Saigon & Ho Shi Minh
Tapınakların şehri...
Güzel anılarla dolu Kamboçya seyahatimizi sonlandırarak Vietnam’a doğru yol aldık.
Yolda küçük köylerde durup, balıkçıları fotoğrafladıktan sonra Sınıra ulaştık.
Sınırda bizi en çok şaşırtan Kamboçya’daki genel görünümden çok farklı bir şekilde bir çok lüks Casino Otellerinin yan yana sıralanmasıydı.
Maalesef paranın önüne hiç bir şey geçemiyor !...
Saygon’a giderken ilk durağımız Cho Dai Tapınağı.
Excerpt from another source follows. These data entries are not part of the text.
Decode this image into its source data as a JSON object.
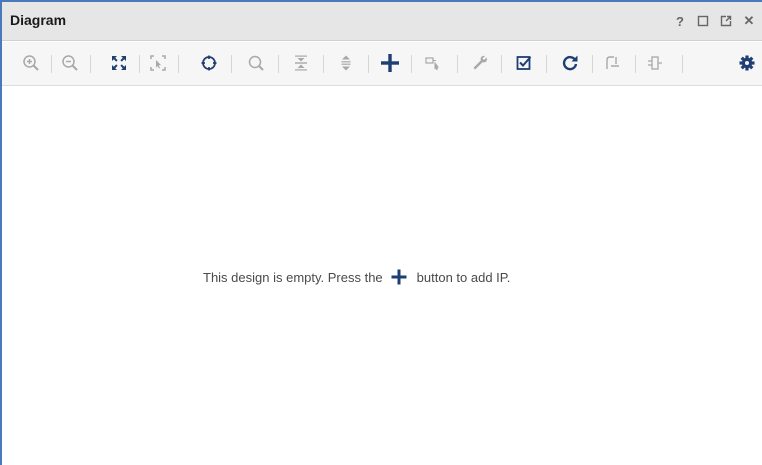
{
  "window": {
    "title": "Diagram",
    "controls": [
      {
        "name": "help",
        "icon": "question-icon",
        "glyph": "?"
      },
      {
        "name": "maximize",
        "icon": "maximize-icon"
      },
      {
        "name": "float",
        "icon": "float-window-icon"
      },
      {
        "name": "close",
        "icon": "close-icon",
        "glyph": "✕"
      }
    ]
  },
  "toolbar": {
    "buttons": [
      {
        "name": "zoom-in",
        "icon": "zoom-in-icon",
        "enabled": false
      },
      {
        "name": "zoom-out",
        "icon": "zoom-out-icon",
        "enabled": false
      },
      {
        "name": "zoom-fit",
        "icon": "zoom-fit-icon",
        "enabled": true
      },
      {
        "name": "zoom-area",
        "icon": "zoom-area-icon",
        "enabled": false
      },
      {
        "name": "auto-center",
        "icon": "crosshair-icon",
        "enabled": true
      },
      {
        "name": "search",
        "icon": "search-icon",
        "enabled": false
      },
      {
        "name": "collapse-all",
        "icon": "collapse-icon",
        "enabled": false
      },
      {
        "name": "expand-all",
        "icon": "expand-icon",
        "enabled": false
      },
      {
        "name": "add-ip",
        "icon": "plus-icon",
        "enabled": true
      },
      {
        "name": "add-module",
        "icon": "add-module-icon",
        "enabled": false
      },
      {
        "name": "properties",
        "icon": "wrench-icon",
        "enabled": false
      },
      {
        "name": "validate-design",
        "icon": "validate-icon",
        "enabled": true
      },
      {
        "name": "regenerate-layout",
        "icon": "refresh-icon",
        "enabled": true
      },
      {
        "name": "run-connection",
        "icon": "connection-icon",
        "enabled": false
      },
      {
        "name": "ports",
        "icon": "port-icon",
        "enabled": false
      },
      {
        "name": "settings",
        "icon": "gear-icon",
        "enabled": true
      }
    ]
  },
  "canvas": {
    "empty_message_before": "This design is empty. Press the",
    "empty_message_after": "button to add IP."
  },
  "colors": {
    "accent": "#1f3e72",
    "border": "#4a78b8",
    "disabled_icon": "#a8a8a8",
    "titlebar_bg": "#e6e6e6"
  }
}
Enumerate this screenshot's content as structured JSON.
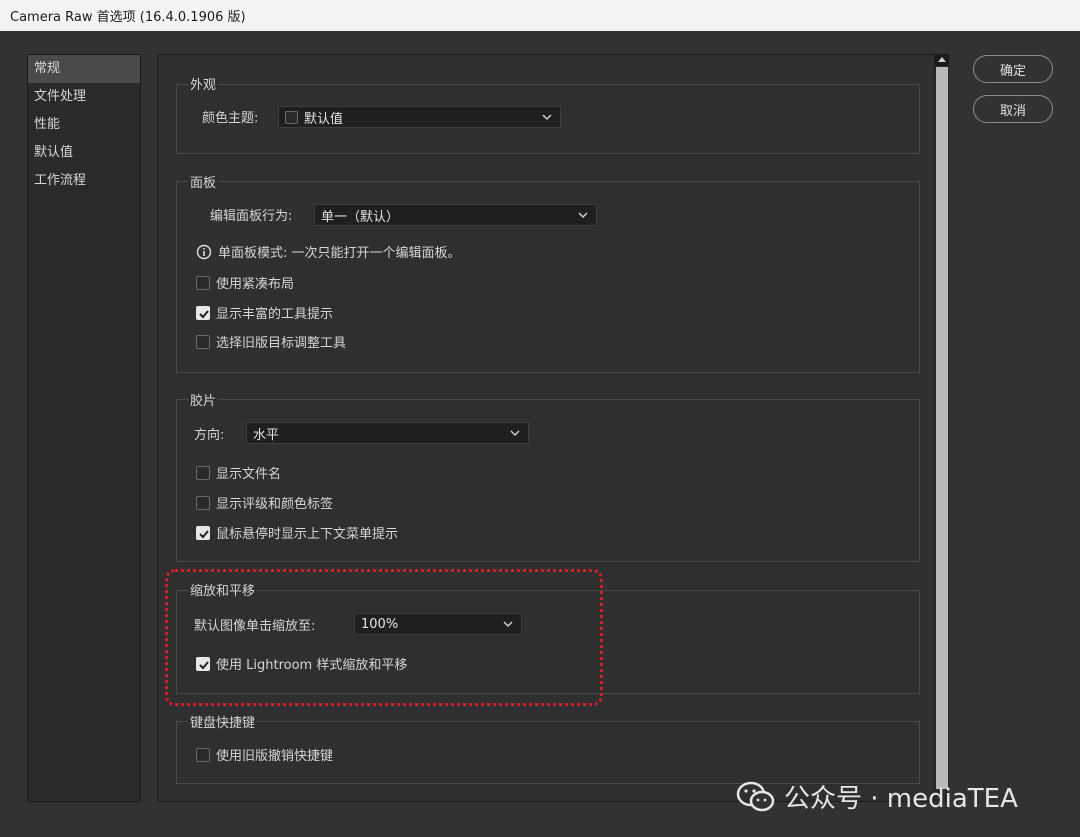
{
  "window": {
    "title": "Camera Raw 首选项 (16.4.0.1906 版)"
  },
  "sidebar": {
    "items": [
      {
        "label": "常规",
        "active": true
      },
      {
        "label": "文件处理"
      },
      {
        "label": "性能"
      },
      {
        "label": "默认值"
      },
      {
        "label": "工作流程"
      }
    ]
  },
  "buttons": {
    "ok": "确定",
    "cancel": "取消"
  },
  "appearance": {
    "title": "外观",
    "theme_label": "颜色主题:",
    "theme_value": "默认值"
  },
  "panels": {
    "title": "面板",
    "behavior_label": "编辑面板行为:",
    "behavior_value": "单一（默认）",
    "info_text": "单面板模式: 一次只能打开一个编辑面板。",
    "checkboxes": [
      {
        "label": "使用紧凑布局",
        "checked": false
      },
      {
        "label": "显示丰富的工具提示",
        "checked": true
      },
      {
        "label": "选择旧版目标调整工具",
        "checked": false
      }
    ]
  },
  "filmstrip": {
    "title": "胶片",
    "direction_label": "方向:",
    "direction_value": "水平",
    "checkboxes": [
      {
        "label": "显示文件名",
        "checked": false
      },
      {
        "label": "显示评级和颜色标签",
        "checked": false
      },
      {
        "label": "鼠标悬停时显示上下文菜单提示",
        "checked": true
      }
    ]
  },
  "zoom": {
    "title": "缩放和平移",
    "zoom_label": "默认图像单击缩放至:",
    "zoom_value": "100%",
    "checkbox": {
      "label": "使用 Lightroom 样式缩放和平移",
      "checked": true
    }
  },
  "shortcuts": {
    "title": "键盘快捷键",
    "checkbox": {
      "label": "使用旧版撤销快捷键",
      "checked": false
    }
  },
  "watermark": {
    "text": "公众号 · mediaTEA"
  },
  "colors": {
    "highlight": "#d4202a",
    "background": "#323232",
    "panel": "#2f2f2f"
  }
}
Burası çok büyük, etkileyici ve çok renkli bir Tapınak. Sabah çok erkenden çıkmamızın nedeni burada yapılacak öğle ayinine yetişmek içindi. Gerçekten de buna değdi ve harika fotoğraf kareleri yakalama şansı bulduk. Bem beyaz giyinmiş inananlar, alışa geldiğimiz turuncu ve bordo renkli kıyafetlerden farklı olarak mavi, kırmızı, sarı renkte monklar ile çok renkli ve farklı bir deneyimimiz oldu.
Kodaizm Dinini anlatmadan geçemeyeceğim.
Zira, Cho Dai isimli bir Vietnamlı 1926 yılında ülkesinde bir siyasi parti kurmak istemiş, fakat o zaman yönetimde olan Fransız Hükümeti tarafından kendisine izin verilmemiştir.
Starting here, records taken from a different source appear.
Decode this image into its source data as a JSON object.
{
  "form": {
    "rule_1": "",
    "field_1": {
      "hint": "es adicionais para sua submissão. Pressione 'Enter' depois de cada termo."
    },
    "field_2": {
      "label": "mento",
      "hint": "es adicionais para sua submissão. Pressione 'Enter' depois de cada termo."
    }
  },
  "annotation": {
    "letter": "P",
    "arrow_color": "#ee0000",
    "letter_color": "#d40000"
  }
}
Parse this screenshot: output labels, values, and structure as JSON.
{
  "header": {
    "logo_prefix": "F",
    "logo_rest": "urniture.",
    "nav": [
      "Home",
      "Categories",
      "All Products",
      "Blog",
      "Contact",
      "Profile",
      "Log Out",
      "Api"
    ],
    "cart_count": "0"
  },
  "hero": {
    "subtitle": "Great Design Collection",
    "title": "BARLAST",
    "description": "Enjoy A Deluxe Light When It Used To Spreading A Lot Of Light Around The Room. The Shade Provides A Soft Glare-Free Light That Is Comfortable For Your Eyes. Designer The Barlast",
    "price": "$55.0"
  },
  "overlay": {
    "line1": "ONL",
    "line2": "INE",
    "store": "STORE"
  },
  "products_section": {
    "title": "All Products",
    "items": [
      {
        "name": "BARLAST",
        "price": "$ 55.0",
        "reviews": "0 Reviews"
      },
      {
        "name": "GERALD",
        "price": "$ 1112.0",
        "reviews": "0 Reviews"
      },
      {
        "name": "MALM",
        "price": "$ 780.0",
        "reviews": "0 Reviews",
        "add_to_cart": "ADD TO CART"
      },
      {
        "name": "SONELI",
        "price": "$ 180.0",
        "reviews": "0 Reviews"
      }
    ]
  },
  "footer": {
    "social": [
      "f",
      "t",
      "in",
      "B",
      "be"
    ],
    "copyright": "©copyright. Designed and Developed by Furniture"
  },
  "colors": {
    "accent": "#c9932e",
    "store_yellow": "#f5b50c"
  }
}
İşin trajik/komik yanı kendisine siyasi parti kuramayacağını bildiren Fransızlar, ama istemesi halinde din kurabileceğini söylerler.
Bunun üzerine de Cho Dai 1929 yılında Kodaizm dinini kurar !...
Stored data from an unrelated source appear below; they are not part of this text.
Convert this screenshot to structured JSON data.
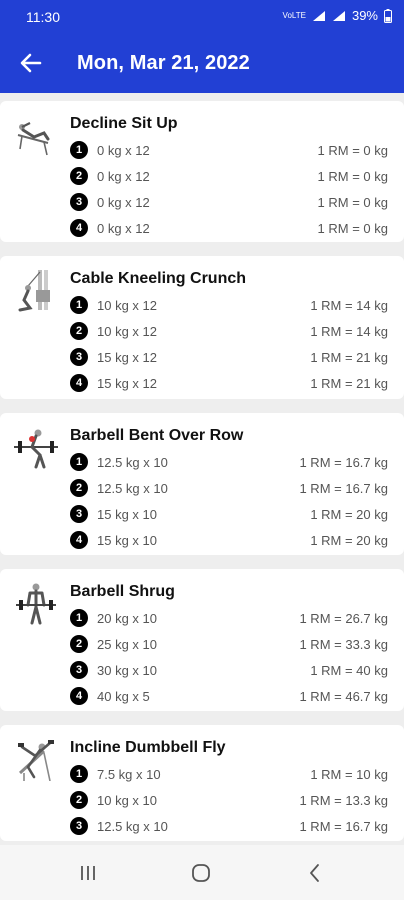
{
  "status": {
    "time": "11:30",
    "network": "VoLTE",
    "battery": "39%"
  },
  "header": {
    "title": "Mon, Mar 21, 2022"
  },
  "exercises": [
    {
      "name": "Decline Sit Up",
      "sets": [
        {
          "num": "1",
          "text": "0 kg x 12",
          "rm": "1 RM = 0 kg"
        },
        {
          "num": "2",
          "text": "0 kg x 12",
          "rm": "1 RM = 0 kg"
        },
        {
          "num": "3",
          "text": "0 kg x 12",
          "rm": "1 RM = 0 kg"
        },
        {
          "num": "4",
          "text": "0 kg x 12",
          "rm": "1 RM = 0 kg"
        }
      ]
    },
    {
      "name": "Cable Kneeling Crunch",
      "sets": [
        {
          "num": "1",
          "text": "10 kg x 12",
          "rm": "1 RM = 14 kg"
        },
        {
          "num": "2",
          "text": "10 kg x 12",
          "rm": "1 RM = 14 kg"
        },
        {
          "num": "3",
          "text": "15 kg x 12",
          "rm": "1 RM = 21 kg"
        },
        {
          "num": "4",
          "text": "15 kg x 12",
          "rm": "1 RM = 21 kg"
        }
      ]
    },
    {
      "name": "Barbell Bent Over Row",
      "sets": [
        {
          "num": "1",
          "text": "12.5 kg x 10",
          "rm": "1 RM = 16.7 kg"
        },
        {
          "num": "2",
          "text": "12.5 kg x 10",
          "rm": "1 RM = 16.7 kg"
        },
        {
          "num": "3",
          "text": "15 kg x 10",
          "rm": "1 RM = 20 kg"
        },
        {
          "num": "4",
          "text": "15 kg x 10",
          "rm": "1 RM = 20 kg"
        }
      ]
    },
    {
      "name": "Barbell Shrug",
      "sets": [
        {
          "num": "1",
          "text": "20 kg x 10",
          "rm": "1 RM = 26.7 kg"
        },
        {
          "num": "2",
          "text": "25 kg x 10",
          "rm": "1 RM = 33.3 kg"
        },
        {
          "num": "3",
          "text": "30 kg x 10",
          "rm": "1 RM = 40 kg"
        },
        {
          "num": "4",
          "text": "40 kg x 5",
          "rm": "1 RM = 46.7 kg"
        }
      ]
    },
    {
      "name": "Incline Dumbbell Fly",
      "sets": [
        {
          "num": "1",
          "text": "7.5 kg x 10",
          "rm": "1 RM = 10 kg"
        },
        {
          "num": "2",
          "text": "10 kg x 10",
          "rm": "1 RM = 13.3 kg"
        },
        {
          "num": "3",
          "text": "12.5 kg x 10",
          "rm": "1 RM = 16.7 kg"
        }
      ]
    }
  ],
  "colors": {
    "header": "#2240d4",
    "background": "#eeeeee",
    "card": "#ffffff",
    "set_badge": "#000000"
  }
}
Bu din, diğerlerinden esinlenerek yaratılmıştır. Örnek vermek gerekirse, tapınağı girişi iki büyük çan kulesi ile Kiliseyi, orta bölümü bir kubbe olmak sureti ile Cami’yi arka bölüm ise tamamen Çin mimarisinde bir Budist tapınağını andırmaktadır.
Günde 4 ayin yapılmakta ve bunlar 06:00 – 12:00 – 18:00 – 24:00 saatlerinde yerine getirilmektedir.
Müslümanlıktaki gibi secdeye varılmakla birlikte genel oturuş Hinduizm ve Budizm’deki gibi bağdaş kurularak yapılmaktadır.
Kadın, erkek Musevilikteki gibi aynı salonda ama sağ ve sol tarafta olmak üzere yer alıp, dua etmektedirler.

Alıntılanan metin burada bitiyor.